Kürt aydını Orhan Miroğlu, geçen hafta STAR’daki yazısında kritik bir soru sordu: “PKK , acaba Ortadoğu yeniden şekillenirken, KDP( Kürdistan Demokrat Partisi) gibi Amerika’yla ve Batıyla müttefik bir güç olmanın avantajını ve ayrıcalığını yakalayabilir mi?Yani PKK Amerika’nın yeni KDP’si olur mu?”
Miroğlu,“Öcalan ve PKK’nin bu ihtimali oldukça önemsediklerine” dikkati çekti ve “Kürt siyasi hareketinin Türkiye’ye ve çözüme mesafeli durmasını” buna bağladı.
Bir fotoğraf çekip, konuyu buraya bağlayacağım:
* * *
Son 12 yılda Türkiye’nin ‘Kürt sorunu’nu çözmeye yönelik her adımı PKK tarafından ‘değersizleştirmeye’ çalışıldı.
30 yıldır en önemli sorunlar “Olağanüstü Hal’in sürmesi, Kürt siyasetine izin verilmemesi, Kürtçe’nin yasaklanması, Kürtlerin yaşadığı bölgelerin geri bırakılması, halkın göçe zorlanması”ydı.
OHAL kaldırılırken, parti kapatmayı kaldıran anayasa değişikliği yapılırken, Kürtçe kursları, üniversitelerde Kürtçe bölümleri açılırken, okullarda Kürtçe dersleri başlarken PKK “Türkiye’de iyi şeyler oluyor” mu dedi?
Ya Doğu ve Güneydoğu’ya devlet eliyle milyarlarca dolarlık yatırımlar başlarken?
Veya ‘Olağanüstü hal’den ‘olağanüstü ekonomik teşvik hali’ne geçilirken?
Hem ‘değersizleştirme’ operasyonu sürdü, hem terör...
Kendini ‘Kürt siyasetinde tek yetkili’ görenler de bu değersizleştirme propagandasının sözcülüğünü yaptı.
“Devlet adımları gecikmeli attı, yetersiz kaldı”denilebilir, doğrudur da. Ancak “bu yapılanlar, demokratikleşme ve çözüm iradesinin kanıtı olarak yetmez” denilemez.
* * *
Örgütün ‘barışa direnmesi’ anlaşılabilir...
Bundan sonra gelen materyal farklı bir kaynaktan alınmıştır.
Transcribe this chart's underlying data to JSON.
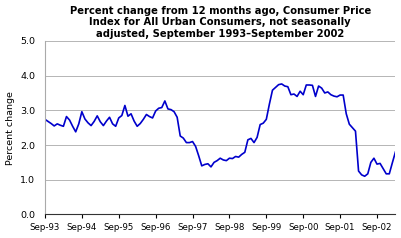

Sadece tek bildikleri iş terör olduğu ve ‘sivilde’ ne yapacaklarını bilmedikleri için değil, para getiren her türlü ticaret ve Avrupa’daki örgütlenmenin ne olacağı da onlar için ciddi sorun.
Daha önemlisi, işbirliği yaptıkları, yardım aldıkları istihbarat örgütleri ‘kafanıza göre bitirdim diyemezsiniz, daha yapacak çok işimiz var’ diyor olabilir...
Ve en yeni olanı;
Suriye’deki kaostan yararlanılarak “Kuzey Suriye’de PKK/PYD denetiminde bir özerk Kürt bölgesi fırsatı”sunulmuş, Kuzey Irak Bölgesel Kürt Yönetimi ‘örnek’ gösterilmiş olabilir...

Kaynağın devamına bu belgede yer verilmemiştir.